The moves appear aimed at preventing any political leaders or other high-profile figures from rallying opposition to the military, which seized power on Thursday after months of sometimes violent street protests and deadlock between the elected government and protesters supported by Thailand’s elite establishment.
For a second day, hundreds of anti-coup protesters defied the army’s ban on large gatherings and shouted slogans and waved signs outside a Bangkok cinema.
The demonstrators vowed to march to a nearby army base, but soldiers prevented them.
A few hours later, the protesters began walking to the Victory Monument, a major city landmark about 9km away. Rows of soldiers and police were lined up on a road near the monument to stop the marchers.
However, most of Bangkok was calm yesterday, and there was little military presence on the streets.
Deputy Thai Army spokesman Colonel Weerachon Sukondhapatipak said that all the detainees were being well-treated and that the aim of the military was to achieve a political compromise.
“This is in a bid for everybody who is involved in the conflict to calm down and have time to think,” Weerachon said. “We don’t intend to limit their freedom, but it is to relieve the pressure.”
The country’s military leaders also summoned an additional 35 people, including more politicians, political activists and, for the first time, outspoken academics, to “maintain peace and order.”
It was not immediately clear whether they would be detained.
One of those on the list, Kyoto University professor of Southeast Asian studies Pavin Chachavalpongpun, said by telephone from Japan that he would not turn himself in.
He said the summons meant the junta felt insecure.

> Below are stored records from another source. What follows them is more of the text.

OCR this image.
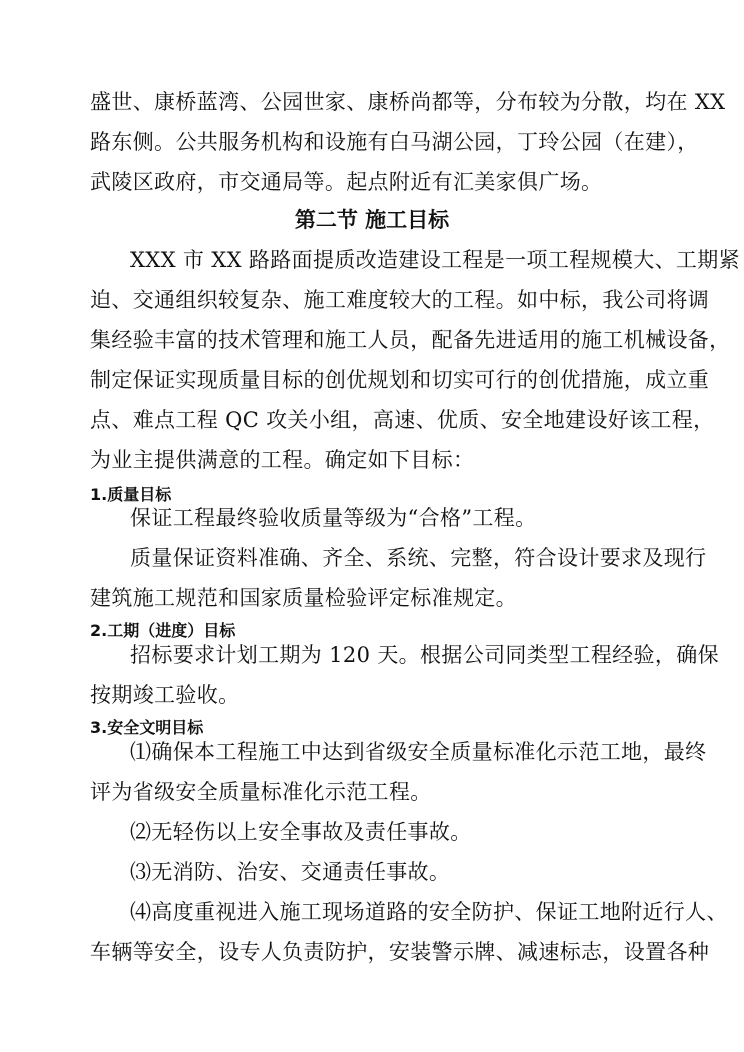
盛世、康桥蓝湾、公园世家、康桥尚都等，分布较为分散，均在 XX

路东侧。公共服务机构和设施有白马湖公园，丁玲公园（在建），

武陵区政府，市交通局等。起点附近有汇美家俱广场。

第二节 施工目标

XXX 市 XX 路路面提质改造建设工程是一项工程规模大、工期紧

迫、交通组织较复杂、施工难度较大的工程。如中标，我公司将调

集经验丰富的技术管理和施工人员，配备先进适用的施工机械设备，

制定保证实现质量目标的创优规划和切实可行的创优措施，成立重

点、难点工程 QC 攻关小组，高速、优质、安全地建设好该工程，

为业主提供满意的工程。确定如下目标：

1.质量目标

保证工程最终验收质量等级为“合格”工程。

质量保证资料准确、齐全、系统、完整，符合设计要求及现行

建筑施工规范和国家质量检验评定标准规定。

2.工期（进度）目标

招标要求计划工期为 120 天。根据公司同类型工程经验，确保

按期竣工验收。

3.安全文明目标

⑴确保本工程施工中达到省级安全质量标准化示范工地，最终

评为省级安全质量标准化示范工程。

⑵无轻伤以上安全事故及责任事故。

⑶无消防、治安、交通责任事故。

⑷高度重视进入施工现场道路的安全防护、保证工地附近行人、

车辆等安全，设专人负责防护，安装警示牌、减速标志，设置各种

“The military claiming to be a mediator in the Thai conflict, that is all just nonsense,” he said. “This is not about paving the way for reform and democratization. We are really going back to the crudest form of authoritarianism.”
The US suspended US$3.5 million in military aid on Friday, and US State Department spokeswoman Marie Harf said Washington was reviewing a further US$7 million in direct US assistance. Washington also recommended that Americans reconsider any nonessential travel to Thailand.
The army says it launched the coup to prevent more turmoil after two days of peace talks in which neither political faction would agree to back down from its stance in the ongoing political crisis.
It was unclear yesterday exactly how many political leaders were being detained by the army.
Among the officials who showed up at an army compound in Bangkok on Friday were Yingluck, who was removed from office by a court earlier this month on nepotism charges, and her temporary replacement, Niwattumrong Boonsongpaisan, according to Yingluck’s aide Wim Rungwattanachinda.
Several Cabinet members as well as leaders of the antigovernment protests have been held since Thursday’s coup.
Thai Minister of Education Chaturon Chaisang, an outspoken critic of the military’s intervention in politics, remained in hiding.
Chaturon said on Facebook that the coup would only worsen the country’s political atmosphere.
He vowed not to turn himself in, but said he would not resist arrest.
UN High Commissioner for Human Rights Navi Pillay urged Thailand to “ensure respect for human rights and a prompt restoration of the rule of law in the country.”